BWW Review: A MIDSUMMER NIGHT'S DREAM, Arundel & Ladbroke Gardens
Since 2016, Shakespeare in the Squares have brought their own delightful takes of Shakespeare's works to parks all around London. This year, they mark their annual summer celebrations with a charming and quaint production of A Midsummer Night's Dream.
Tatty Hennessy brings a convivial atmosphere to the piece, placing the comedy against a post-war 20s Britain and giving it plenty of circus vibes where the actors become a travelling troupe surrounded by buntings and pastel-coloured trunks. Musical numbers and dances are scattered throughout the show, turning it into a joyous display of love, magic, and Shakespeare's gorgeous language.
The text is slightly updated and shortened, running accessibly at just over two hours and 15 minutes with an interval. The setting perfectly plays into the story: the green and breezy surroundings, the birds tweeting in the trees, and the light slowly fading turn the play into a multisensory natural experience.
The company look like they're having the time of their lives sneaking away from the makeshift stage, playing tricks, and building an enchanting illusion for the crowd. James Tobin is a splendid Puck. With flawless makeup and silver boots, he galavants around making mischief and bonding with the audience.
Velvet corsets and golden accents adorn the fairies, who are lead by a headstrong Sioned Jones as Titania who falls in love with a hilarious Jodie Jacobs as Bottom.

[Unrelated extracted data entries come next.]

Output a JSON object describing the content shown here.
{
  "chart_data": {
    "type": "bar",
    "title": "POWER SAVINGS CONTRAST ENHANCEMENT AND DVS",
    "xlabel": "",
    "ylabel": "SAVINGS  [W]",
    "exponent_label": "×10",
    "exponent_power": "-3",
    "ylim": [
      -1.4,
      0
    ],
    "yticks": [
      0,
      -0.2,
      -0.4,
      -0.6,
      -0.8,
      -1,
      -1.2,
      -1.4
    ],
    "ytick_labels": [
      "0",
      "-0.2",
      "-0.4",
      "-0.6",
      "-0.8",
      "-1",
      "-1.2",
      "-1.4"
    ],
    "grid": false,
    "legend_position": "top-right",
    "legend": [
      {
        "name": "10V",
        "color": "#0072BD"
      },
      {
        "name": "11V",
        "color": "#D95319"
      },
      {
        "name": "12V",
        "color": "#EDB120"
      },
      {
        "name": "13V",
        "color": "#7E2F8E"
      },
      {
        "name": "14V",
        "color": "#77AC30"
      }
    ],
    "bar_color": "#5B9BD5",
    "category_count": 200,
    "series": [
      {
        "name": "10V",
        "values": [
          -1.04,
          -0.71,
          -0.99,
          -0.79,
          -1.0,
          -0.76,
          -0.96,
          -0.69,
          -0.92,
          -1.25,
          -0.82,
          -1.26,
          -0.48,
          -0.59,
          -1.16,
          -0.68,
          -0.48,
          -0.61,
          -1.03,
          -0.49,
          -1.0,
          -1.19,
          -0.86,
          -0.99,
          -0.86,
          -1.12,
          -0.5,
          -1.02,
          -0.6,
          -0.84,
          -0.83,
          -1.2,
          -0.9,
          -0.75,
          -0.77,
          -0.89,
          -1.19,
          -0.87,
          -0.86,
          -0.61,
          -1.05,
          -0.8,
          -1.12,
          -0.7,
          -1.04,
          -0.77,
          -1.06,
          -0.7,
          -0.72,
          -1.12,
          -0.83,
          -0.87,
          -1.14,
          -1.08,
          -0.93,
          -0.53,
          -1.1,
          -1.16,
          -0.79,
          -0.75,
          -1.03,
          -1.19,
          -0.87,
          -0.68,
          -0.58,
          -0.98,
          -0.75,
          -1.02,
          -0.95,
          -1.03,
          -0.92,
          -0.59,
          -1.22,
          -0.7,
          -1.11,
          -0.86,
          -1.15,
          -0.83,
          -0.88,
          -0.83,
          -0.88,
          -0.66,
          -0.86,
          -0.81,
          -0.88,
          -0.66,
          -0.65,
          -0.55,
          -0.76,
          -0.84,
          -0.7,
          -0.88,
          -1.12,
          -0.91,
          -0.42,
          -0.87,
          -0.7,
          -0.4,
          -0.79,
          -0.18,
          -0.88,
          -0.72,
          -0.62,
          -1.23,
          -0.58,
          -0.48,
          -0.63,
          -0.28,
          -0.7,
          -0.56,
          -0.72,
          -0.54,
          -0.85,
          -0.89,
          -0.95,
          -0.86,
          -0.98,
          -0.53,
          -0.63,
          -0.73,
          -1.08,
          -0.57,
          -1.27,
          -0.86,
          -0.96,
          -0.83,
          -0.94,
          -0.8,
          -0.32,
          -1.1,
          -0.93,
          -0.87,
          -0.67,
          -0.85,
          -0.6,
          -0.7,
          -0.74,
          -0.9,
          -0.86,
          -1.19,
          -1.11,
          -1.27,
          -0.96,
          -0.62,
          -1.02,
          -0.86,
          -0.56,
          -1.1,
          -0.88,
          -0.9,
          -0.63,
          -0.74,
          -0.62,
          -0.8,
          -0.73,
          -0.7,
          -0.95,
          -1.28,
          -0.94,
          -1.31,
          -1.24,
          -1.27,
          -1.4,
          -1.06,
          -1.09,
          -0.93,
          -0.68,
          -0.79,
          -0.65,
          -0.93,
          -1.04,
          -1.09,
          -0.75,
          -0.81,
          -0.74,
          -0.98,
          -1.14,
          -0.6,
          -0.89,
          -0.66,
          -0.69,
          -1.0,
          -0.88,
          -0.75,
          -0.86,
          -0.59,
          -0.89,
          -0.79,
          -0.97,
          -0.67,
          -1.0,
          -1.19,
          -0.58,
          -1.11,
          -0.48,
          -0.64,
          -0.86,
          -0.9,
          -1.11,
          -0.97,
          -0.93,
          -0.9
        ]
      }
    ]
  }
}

The latter is a joy to watch: she righteously steals the scene every time she walks on stage; whether she's bullying the rest of the Rude Mechanicals or being spoilt by Titania, she works like clockwork with her companions.
The lovers are silly and comical in their delivery, which culminates with a four-way scuffle that has Puck eating popcorn from the trees while Paul Giddings watches on as Oberon, rapt by the humans.
London is offering a whole lot of choice at the moment when it comes to A Midsummer Night's Dream, but the version presented by Shakespeare in the Squares is sure to transport their mortal audiences to a unique world where reality meddles with Shakespeare's universe.